Também aí a Reciclapac identificou uma oportunidade de negócio. Esse insight ocorreu durante o período de treinamento em Empreendedorismo de Alta Tecnologia, o PIPE Empreendedor, oferecido pela FAPESP com o objetivo de alinhar os projetos inovadores às demandas do mercado, aumentando as chances de sucesso da empreitada. “Fizemos cerca de 100 entrevistas e constatamos que a principal dor das empresas do setor automotivo consultadas era a gestão de embalagens logísticas retornáveis.”
Em 2015, a Reciclapac submeteu proposta ao Edital Senai de Inovação para o desenvolvimento de projeto para o gerenciamento de embalagens retornáveis. “Pesquisamos tecnologias emergentes para desenvolver embalagens inteligentes. Para tanto, utilizamos dispositivo eletrônico que se comunica por meio de sistema desenvolvido pela Reciclapac que envolve redes e tecnologia de internet das coisas (IoT)”, ele explica.

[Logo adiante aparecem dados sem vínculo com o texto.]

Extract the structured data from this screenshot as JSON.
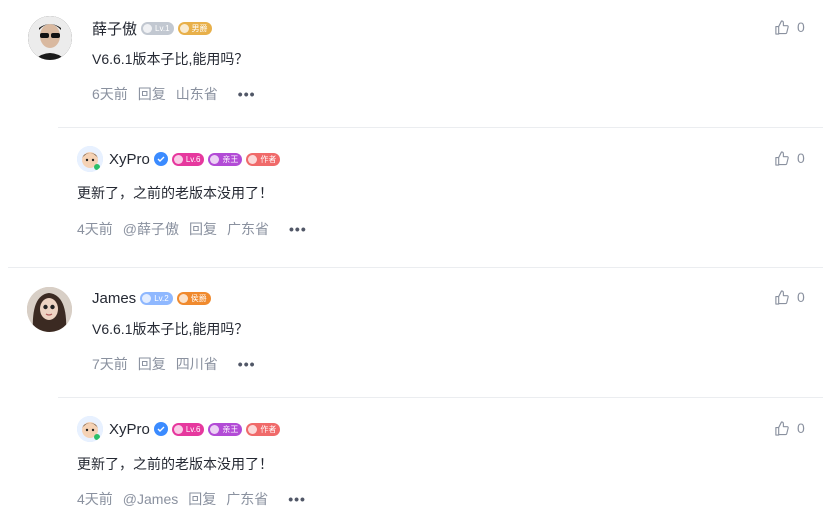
{
  "colors": {
    "accent": "#1e80ff",
    "level_gray": "#c2c8d1",
    "level_blue": "#8fb8ff",
    "level_pink": "#e6389e",
    "muted_text": "#8a919f"
  },
  "comments": [
    {
      "username": "薛子傲",
      "level": "Lv.1",
      "tag": "男爵",
      "text": "V6.6.1版本子比,能用吗？",
      "time": "6天前",
      "reply_label": "回复",
      "location": "山东省",
      "likes": "0",
      "reply": {
        "username": "XyPro",
        "level": "Lv.6",
        "tag1": "亲王",
        "tag2": "作者",
        "text": "更新了，之前的老版本没用了！",
        "time": "4天前",
        "mention": "@薛子傲",
        "reply_label": "回复",
        "location": "广东省",
        "likes": "0"
      }
    },
    {
      "username": "James",
      "level": "Lv.2",
      "tag": "侯爵",
      "text": "V6.6.1版本子比,能用吗？",
      "time": "7天前",
      "reply_label": "回复",
      "location": "四川省",
      "likes": "0",
      "reply": {
        "username": "XyPro",
        "level": "Lv.6",
        "tag1": "亲王",
        "tag2": "作者",
        "text": "更新了，之前的老版本没用了！",
        "time": "4天前",
        "mention": "@James",
        "reply_label": "回复",
        "location": "广东省",
        "likes": "0"
      }
    }
  ]
}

O teste de conceito foi realizado na General Motors do Brasil (GM). Além de localização da embalagem, a plataforma criada pela Reciclapac oferece, por exemplo, informações sobre o tempo de trânsito entre a fábrica e o fornecedor, tempo de permanência na fábrica, entre outras. “A embalagem se comunica com a montadora”, resume Machado.
Outras empresas aderiram ao teste de conceito: a montadora Nissan, a Case New Holland (CNH), fabricante de veículos pesados, e a Cebrace, produtora de vidros planos, joint venture do grupo francês Saint-Gobain e do japonês NSG. “A Cebrace, por exemplo, entrega vidros planos transportados em cavaletes para mais de 500 clientes. Com o sistema da Reciclapac é possível visualizar onde esses cavaletes estão”, afirma.
Embalagem inteligente
Em março deste ano, a Reciclapac teve aprovado mais um projeto PIPE Fase 2, de desenvolvimento de embalagens inteligentes. “O nosso objetivo é utilizar conceitos da indústria 4.0 para fazer com que os racks se comuniquem com os integrantes da cadeia produtiva, dando visibilidade em tempo real da localização e fluxo de embalagens e produtos”, explica. O projeto encerra no início de 2020. “Nos primeiros PIPEs, o foco era a logística. Agora, o foco será a manufatura, a embalagem conversando com o robô.”
Em cinco anos, desde a sua criação, a empresa cresceu. “Dobramos o número de funcionários: éramos quatro; agora somos oito”, diz Machado. E, neste ano, a Reciclapac começou a gerar receita. “Em 2017, o faturamento foi de R$ 20 mil. Nos seis primeiros meses de 2018, já faturamos R$ 500 mil. Se tudo der certo, fecharemos o ano ultrapassando a casa do R$ 1 milhão”, prevê Machado.
Neste estágio de crescimento, o grande desafio é ganhar escala. “Há demanda para conectar 20 mil racks no curto prazo, e precisamos gerir o fluxo de caixa para comprar dispositivos eletrônicos”, diz. Machado não crê que, nesse momento, a solução seja buscar um investidor. “É complicado fazer a avaliação de uma empresa com faturamento não consolidado. Antes de qualquer coisa, temos que focar no faturamento.”